The properties on the svg element were incorrect, and the first path child element was wrong as well. The svg props were what I'd expect for the light theme's Moon icon instead of the dark theme's Sun icon; the incorrect path was the one created for the Moon icon as well. React was rendering a weird mix of the two different icons.

So what was going on? I'm still not entirely sure, but as best as I can tell:

  1. Gatsby server-side-rendered the site, defaulting to light mode (rendering the Moon icon).

    This meant that Gatsby rendered the react code to an HTML string.

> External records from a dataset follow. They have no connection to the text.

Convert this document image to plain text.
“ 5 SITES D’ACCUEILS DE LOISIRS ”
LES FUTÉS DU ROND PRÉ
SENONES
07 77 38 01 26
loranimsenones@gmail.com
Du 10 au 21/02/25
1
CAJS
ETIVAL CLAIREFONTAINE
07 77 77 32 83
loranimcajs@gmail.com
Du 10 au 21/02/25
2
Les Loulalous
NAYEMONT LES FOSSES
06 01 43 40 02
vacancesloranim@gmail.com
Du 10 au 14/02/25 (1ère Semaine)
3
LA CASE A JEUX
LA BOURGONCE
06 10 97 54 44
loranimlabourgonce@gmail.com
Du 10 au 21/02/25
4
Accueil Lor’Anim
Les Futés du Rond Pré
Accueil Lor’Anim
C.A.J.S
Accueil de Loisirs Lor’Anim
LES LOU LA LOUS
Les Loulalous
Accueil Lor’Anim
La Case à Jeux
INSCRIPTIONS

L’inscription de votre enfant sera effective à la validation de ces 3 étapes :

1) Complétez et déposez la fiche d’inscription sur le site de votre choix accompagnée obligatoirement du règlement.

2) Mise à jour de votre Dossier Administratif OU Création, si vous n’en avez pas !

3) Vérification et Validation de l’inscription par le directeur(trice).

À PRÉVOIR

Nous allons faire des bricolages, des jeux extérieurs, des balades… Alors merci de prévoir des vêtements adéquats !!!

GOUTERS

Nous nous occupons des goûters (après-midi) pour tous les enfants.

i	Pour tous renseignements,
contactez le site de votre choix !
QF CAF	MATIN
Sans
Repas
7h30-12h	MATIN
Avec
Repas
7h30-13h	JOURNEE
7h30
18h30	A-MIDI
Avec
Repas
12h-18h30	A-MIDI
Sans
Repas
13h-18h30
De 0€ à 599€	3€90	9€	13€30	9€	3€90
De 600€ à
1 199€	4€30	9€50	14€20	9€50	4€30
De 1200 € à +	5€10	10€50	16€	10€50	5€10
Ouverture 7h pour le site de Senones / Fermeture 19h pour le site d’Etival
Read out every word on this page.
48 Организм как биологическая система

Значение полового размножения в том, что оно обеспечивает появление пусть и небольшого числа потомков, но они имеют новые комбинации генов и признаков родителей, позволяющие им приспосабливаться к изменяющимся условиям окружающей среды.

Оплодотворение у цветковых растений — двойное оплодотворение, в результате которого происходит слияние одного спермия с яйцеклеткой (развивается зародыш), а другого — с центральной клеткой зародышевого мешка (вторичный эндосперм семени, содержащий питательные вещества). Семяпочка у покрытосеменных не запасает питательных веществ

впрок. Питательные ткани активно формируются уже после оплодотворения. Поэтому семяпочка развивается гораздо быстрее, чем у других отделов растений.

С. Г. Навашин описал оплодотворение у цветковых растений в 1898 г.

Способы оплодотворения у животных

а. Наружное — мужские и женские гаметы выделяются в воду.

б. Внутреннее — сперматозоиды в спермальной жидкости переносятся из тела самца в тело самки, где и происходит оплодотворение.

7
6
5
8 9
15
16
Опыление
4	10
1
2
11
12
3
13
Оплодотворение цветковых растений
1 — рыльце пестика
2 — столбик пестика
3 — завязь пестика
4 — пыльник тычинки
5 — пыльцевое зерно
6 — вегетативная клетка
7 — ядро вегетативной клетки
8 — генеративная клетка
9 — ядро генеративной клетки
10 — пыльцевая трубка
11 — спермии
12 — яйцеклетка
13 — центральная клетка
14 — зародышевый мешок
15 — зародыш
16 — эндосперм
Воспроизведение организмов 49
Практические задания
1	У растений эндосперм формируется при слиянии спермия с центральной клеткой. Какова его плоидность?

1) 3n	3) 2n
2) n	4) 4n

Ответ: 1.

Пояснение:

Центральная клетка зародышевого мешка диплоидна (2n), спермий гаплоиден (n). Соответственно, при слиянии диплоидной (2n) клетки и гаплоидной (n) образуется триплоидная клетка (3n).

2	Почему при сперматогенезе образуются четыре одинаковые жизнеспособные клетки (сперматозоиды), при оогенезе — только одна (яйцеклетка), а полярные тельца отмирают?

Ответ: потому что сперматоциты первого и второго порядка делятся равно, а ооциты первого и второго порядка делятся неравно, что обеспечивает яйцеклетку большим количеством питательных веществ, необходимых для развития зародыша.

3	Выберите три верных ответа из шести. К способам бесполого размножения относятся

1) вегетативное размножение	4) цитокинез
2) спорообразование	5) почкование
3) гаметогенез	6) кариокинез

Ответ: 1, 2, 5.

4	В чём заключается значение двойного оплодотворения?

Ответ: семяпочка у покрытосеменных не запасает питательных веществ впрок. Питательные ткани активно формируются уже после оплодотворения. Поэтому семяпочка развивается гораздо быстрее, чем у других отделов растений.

For the component we care about, this output would have been the raw svg DOM.

  2. This HTML was served to the user. Once the page loaded, React initialised, and took over the pre-rendered DOM.

    It re-rendered the app, diffing against the existing DOM instead of rendering from scratch like it would without the SSR.

  3. The stored theme setting is retrieved from local storage - it's possible that this happened while React was in the middle of hydrating.

  4. React re-rendered the icon, but failed to correctly diff the original and new DOM, resulting in the mixed icons.

    I'm actually not sure whether this was caused by my code, something in Gatsby, or something in React. Hopefully I'll have some time to dig into this at some point!

lightbulb

It felt like a bug which could take a while to investigate - not something I wanted to look into at that point. But I didn't want to publish the site with a broken icon...

So I tried something stupid. If the problem was that React failed to correctly resolve which properties it should change when diffing the DOM, perhaps making the DOM more different would make it do the right thing! I changed the DOM structure of one of the icons slightly: I added a div around the svg.

Amazingly, that actually worked.

While it's nice that it worked in the end, all of this would have been much easier to deal with if I had been mindful of the different contexts in which my code would run. I would have saved myself a lot of confusion and a fair amount of effort.

Lesson learned: try to look for different contexts you're unaware of, aim to understand the constraints those different contexts place on the code you write, and ensure your code runs under those constraints well before you're getting ready to ship.

And make sure you try out Gatsby, because it really is brilliant.